The ACLU of Ohio and the Reproductive Rights Law Initiative at Case Western Reserve University have asked to file a friend-of-the-court brief that sides against Engler, arguing that he lacks standing and that his limited, county-level numbers do not show any statewide failure to enforce parental-consent laws, according to the Tribune Chronicle. Margaret (Maggie) Scotece, a staff attorney with the Reproductive Rights Law Initiative, wrote that Engler’s allegations are “manifestly insufficient to support an inference” that parental-consent requirements are being ignored across Ohio. Advocates on both sides say the petition could become an early test of how the new amendment collides or coexists with older statutes and juvenile-court practices.

Legal Questions And The Road Ahead

Two big legal questions hang over the case. First, can a voter-approved constitutional right be read to override or narrow statutory duties assigned to juvenile courts by the legislature? Second, can Engler show a concrete, specific injury that is traceable to state officials, the kind of harm he would need in order to bring an original action in the Ohio Supreme Court?

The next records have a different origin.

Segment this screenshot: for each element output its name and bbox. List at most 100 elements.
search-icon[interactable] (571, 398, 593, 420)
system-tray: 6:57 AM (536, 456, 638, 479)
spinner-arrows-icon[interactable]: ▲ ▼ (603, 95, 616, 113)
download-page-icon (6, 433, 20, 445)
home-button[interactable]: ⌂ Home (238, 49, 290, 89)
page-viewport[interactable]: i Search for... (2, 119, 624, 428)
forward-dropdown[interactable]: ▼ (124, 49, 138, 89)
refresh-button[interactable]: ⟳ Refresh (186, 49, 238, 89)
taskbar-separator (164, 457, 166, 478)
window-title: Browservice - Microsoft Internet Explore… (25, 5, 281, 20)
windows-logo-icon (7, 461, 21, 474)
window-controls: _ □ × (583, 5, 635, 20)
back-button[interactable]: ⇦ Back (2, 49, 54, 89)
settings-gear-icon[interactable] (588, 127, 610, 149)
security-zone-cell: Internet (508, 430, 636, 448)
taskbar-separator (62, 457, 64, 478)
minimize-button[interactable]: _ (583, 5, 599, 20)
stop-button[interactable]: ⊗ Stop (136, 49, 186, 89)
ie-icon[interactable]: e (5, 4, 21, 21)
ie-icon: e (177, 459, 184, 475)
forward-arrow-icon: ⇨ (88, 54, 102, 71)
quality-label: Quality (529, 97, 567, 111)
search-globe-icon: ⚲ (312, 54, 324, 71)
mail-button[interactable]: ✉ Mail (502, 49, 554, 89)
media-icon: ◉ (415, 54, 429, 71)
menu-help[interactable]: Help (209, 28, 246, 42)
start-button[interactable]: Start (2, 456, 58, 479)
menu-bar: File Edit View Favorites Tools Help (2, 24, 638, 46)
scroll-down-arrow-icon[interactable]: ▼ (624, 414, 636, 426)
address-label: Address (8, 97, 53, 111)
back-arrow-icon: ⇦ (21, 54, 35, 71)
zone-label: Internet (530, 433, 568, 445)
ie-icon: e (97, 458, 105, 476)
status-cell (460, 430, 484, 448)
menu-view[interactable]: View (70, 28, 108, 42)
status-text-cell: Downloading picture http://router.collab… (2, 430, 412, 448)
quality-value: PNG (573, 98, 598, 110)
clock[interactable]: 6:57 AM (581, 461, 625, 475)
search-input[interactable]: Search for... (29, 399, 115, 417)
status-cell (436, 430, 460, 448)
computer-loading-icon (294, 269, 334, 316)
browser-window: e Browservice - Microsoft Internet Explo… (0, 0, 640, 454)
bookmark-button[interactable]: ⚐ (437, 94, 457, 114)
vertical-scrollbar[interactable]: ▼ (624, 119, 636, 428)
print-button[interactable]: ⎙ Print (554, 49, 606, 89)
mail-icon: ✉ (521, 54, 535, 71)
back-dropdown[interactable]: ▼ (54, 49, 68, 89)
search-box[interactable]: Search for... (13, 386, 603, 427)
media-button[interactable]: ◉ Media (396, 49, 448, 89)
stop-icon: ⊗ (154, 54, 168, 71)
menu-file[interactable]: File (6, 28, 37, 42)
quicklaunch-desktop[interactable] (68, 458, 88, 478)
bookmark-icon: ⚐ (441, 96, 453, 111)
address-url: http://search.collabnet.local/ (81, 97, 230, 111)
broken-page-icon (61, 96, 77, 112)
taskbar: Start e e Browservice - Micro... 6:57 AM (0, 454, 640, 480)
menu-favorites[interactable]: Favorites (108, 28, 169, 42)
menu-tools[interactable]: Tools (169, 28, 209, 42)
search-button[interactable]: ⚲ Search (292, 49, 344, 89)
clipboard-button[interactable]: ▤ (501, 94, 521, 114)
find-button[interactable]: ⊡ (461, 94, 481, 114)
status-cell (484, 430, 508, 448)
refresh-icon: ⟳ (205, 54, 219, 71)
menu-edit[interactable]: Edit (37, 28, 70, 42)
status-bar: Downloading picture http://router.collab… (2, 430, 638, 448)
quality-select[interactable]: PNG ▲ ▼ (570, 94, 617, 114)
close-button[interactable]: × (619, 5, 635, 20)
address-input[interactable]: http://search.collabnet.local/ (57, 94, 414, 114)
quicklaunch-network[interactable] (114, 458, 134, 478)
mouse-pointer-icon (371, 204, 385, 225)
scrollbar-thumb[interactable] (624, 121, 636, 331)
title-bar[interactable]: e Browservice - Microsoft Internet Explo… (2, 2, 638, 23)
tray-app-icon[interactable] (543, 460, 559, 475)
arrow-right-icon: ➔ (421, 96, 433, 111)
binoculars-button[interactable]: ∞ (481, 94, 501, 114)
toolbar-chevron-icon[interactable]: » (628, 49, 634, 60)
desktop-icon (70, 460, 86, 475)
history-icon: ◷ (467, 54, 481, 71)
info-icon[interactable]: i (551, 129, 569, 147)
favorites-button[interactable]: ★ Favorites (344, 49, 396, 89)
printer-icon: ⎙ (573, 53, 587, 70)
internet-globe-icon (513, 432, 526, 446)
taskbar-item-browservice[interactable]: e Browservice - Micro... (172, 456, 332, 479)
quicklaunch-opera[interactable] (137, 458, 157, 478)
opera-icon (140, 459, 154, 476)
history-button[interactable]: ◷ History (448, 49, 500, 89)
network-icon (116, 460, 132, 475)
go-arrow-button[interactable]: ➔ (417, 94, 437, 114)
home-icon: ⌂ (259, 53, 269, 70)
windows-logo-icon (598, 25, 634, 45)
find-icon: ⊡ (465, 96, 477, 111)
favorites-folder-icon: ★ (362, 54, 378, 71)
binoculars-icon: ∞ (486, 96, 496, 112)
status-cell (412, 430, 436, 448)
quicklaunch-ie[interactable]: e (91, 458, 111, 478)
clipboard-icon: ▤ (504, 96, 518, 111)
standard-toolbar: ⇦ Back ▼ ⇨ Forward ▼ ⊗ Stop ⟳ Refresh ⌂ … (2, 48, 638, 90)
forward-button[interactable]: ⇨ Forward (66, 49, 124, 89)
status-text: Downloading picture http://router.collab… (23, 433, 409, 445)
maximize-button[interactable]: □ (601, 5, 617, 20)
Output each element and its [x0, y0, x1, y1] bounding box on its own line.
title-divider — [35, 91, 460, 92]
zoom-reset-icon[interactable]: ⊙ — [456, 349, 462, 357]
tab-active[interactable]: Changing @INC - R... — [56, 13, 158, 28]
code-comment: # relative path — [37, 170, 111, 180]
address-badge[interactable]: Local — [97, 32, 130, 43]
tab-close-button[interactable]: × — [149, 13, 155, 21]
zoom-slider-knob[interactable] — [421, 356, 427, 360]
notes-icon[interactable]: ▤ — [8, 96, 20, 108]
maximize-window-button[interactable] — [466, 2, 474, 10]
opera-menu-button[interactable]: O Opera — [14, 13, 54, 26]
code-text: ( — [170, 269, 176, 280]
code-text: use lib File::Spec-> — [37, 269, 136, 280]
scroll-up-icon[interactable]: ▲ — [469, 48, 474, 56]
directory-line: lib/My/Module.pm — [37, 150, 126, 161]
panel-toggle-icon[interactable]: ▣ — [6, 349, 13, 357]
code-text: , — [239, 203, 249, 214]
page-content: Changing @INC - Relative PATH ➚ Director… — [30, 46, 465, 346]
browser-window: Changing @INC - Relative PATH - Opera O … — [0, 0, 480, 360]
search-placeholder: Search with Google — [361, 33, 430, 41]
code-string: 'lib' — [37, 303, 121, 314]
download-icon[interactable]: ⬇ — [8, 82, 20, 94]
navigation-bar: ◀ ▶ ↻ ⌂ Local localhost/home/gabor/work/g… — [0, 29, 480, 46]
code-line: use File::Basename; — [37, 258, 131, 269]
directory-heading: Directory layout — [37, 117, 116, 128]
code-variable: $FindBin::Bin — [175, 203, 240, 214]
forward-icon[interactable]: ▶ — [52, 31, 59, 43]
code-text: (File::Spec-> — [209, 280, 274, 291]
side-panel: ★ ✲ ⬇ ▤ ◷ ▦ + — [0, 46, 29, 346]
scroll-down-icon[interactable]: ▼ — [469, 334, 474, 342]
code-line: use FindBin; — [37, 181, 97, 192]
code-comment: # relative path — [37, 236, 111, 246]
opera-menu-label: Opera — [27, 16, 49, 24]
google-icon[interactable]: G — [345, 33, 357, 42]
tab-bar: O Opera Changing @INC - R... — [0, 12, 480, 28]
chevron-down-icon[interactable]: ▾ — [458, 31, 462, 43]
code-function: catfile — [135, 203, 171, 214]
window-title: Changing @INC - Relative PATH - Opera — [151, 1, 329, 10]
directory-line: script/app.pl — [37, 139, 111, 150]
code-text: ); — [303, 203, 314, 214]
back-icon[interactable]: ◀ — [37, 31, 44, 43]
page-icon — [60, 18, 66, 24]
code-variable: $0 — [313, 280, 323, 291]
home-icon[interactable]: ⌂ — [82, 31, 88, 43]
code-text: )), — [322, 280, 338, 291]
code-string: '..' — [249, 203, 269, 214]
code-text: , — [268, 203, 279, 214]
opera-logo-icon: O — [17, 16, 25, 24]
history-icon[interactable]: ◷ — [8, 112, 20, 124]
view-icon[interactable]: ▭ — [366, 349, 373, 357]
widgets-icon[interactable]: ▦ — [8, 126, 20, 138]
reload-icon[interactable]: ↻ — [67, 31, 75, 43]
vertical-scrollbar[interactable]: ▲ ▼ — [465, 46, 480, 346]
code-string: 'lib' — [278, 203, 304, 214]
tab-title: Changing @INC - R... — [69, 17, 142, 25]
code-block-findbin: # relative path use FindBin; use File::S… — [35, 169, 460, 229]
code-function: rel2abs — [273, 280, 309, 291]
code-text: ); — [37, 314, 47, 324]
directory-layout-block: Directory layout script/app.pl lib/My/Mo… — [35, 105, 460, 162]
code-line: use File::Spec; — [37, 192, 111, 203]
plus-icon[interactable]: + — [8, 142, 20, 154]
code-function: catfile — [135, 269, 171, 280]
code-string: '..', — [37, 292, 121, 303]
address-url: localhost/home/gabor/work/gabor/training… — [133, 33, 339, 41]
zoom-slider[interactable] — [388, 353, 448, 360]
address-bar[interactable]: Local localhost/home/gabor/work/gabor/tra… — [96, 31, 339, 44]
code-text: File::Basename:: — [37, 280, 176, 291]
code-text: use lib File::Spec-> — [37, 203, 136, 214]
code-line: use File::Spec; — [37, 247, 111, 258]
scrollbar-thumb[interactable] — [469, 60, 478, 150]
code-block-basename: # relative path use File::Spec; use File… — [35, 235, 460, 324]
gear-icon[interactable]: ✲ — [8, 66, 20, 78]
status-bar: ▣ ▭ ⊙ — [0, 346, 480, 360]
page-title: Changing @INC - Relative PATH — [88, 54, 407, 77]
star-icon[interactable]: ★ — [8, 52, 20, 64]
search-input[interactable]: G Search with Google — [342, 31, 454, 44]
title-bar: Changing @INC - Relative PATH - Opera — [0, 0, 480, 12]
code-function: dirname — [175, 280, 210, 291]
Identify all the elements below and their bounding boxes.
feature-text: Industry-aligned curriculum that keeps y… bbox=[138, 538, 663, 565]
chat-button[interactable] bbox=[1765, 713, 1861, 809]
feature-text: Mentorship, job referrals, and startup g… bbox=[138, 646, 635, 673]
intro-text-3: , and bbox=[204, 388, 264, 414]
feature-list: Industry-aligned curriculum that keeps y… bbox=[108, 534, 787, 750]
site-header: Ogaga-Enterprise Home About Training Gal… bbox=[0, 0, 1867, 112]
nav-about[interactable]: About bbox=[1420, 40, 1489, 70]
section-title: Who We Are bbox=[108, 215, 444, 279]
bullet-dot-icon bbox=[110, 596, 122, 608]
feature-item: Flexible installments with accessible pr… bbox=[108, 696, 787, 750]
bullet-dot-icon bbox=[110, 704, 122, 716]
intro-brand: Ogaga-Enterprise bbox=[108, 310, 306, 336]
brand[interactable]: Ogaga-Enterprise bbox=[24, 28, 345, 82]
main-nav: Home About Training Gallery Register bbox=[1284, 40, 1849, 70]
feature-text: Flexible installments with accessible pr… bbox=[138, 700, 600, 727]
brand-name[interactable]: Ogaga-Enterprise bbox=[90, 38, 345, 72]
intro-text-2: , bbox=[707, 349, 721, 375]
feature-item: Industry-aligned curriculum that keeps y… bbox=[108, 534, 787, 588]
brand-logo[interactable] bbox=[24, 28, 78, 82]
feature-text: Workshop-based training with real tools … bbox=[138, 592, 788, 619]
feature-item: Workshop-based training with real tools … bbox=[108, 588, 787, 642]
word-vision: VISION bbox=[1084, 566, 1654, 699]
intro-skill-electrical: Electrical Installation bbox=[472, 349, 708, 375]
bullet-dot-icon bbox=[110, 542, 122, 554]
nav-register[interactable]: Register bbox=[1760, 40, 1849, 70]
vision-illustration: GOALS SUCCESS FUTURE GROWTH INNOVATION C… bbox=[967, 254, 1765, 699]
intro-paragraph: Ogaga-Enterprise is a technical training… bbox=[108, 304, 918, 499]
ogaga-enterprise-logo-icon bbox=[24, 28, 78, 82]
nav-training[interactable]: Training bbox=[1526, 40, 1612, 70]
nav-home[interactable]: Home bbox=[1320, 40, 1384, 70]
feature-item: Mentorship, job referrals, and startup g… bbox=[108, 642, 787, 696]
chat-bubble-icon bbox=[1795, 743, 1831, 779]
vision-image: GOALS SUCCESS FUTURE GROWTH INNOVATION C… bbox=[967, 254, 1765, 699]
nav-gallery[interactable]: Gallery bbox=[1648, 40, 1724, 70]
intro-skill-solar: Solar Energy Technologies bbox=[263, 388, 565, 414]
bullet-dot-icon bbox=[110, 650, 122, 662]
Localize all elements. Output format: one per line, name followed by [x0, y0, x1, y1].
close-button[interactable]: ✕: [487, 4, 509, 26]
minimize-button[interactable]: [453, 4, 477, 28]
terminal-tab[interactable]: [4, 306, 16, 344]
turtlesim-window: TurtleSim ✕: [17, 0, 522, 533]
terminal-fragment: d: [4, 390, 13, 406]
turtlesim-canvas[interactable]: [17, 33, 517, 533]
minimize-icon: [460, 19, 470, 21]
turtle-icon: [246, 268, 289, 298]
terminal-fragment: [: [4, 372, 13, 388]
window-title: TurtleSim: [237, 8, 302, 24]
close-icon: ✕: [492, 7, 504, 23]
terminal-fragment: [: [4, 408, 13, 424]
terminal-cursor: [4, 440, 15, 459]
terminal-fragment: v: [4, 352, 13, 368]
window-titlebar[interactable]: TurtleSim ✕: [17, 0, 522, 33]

Ohio’s parental-consent statute dates back to 1998 and has already sparked litigation over the years. The Sixth Circuit Court of Appeals addressed major challenges to Ohio’s parental-involvement rules in the mid-2000s, as summarized by Justia. The state’s dismissal motion also points to a constitutional timing rule for challenges to amendments, saying such cases generally must be filed at least 64 days before the election, a deadline the attorney general argues Engler has blown. The Ohio Secretary of State details the Supreme Court’s exclusive, original jurisdiction over such disputes and the 64-day requirement on its website at the Ohio Secretary of State.

The Ohio Supreme Court has not yet said whether it will take up Engler’s petition or set a briefing schedule. If the justices agree to hear the case, they could spell out how the 2023 reproductive-rights amendment fits with long-standing parental-consent rules, a ruling that would carry statewide consequences, according to Mahoning Matters.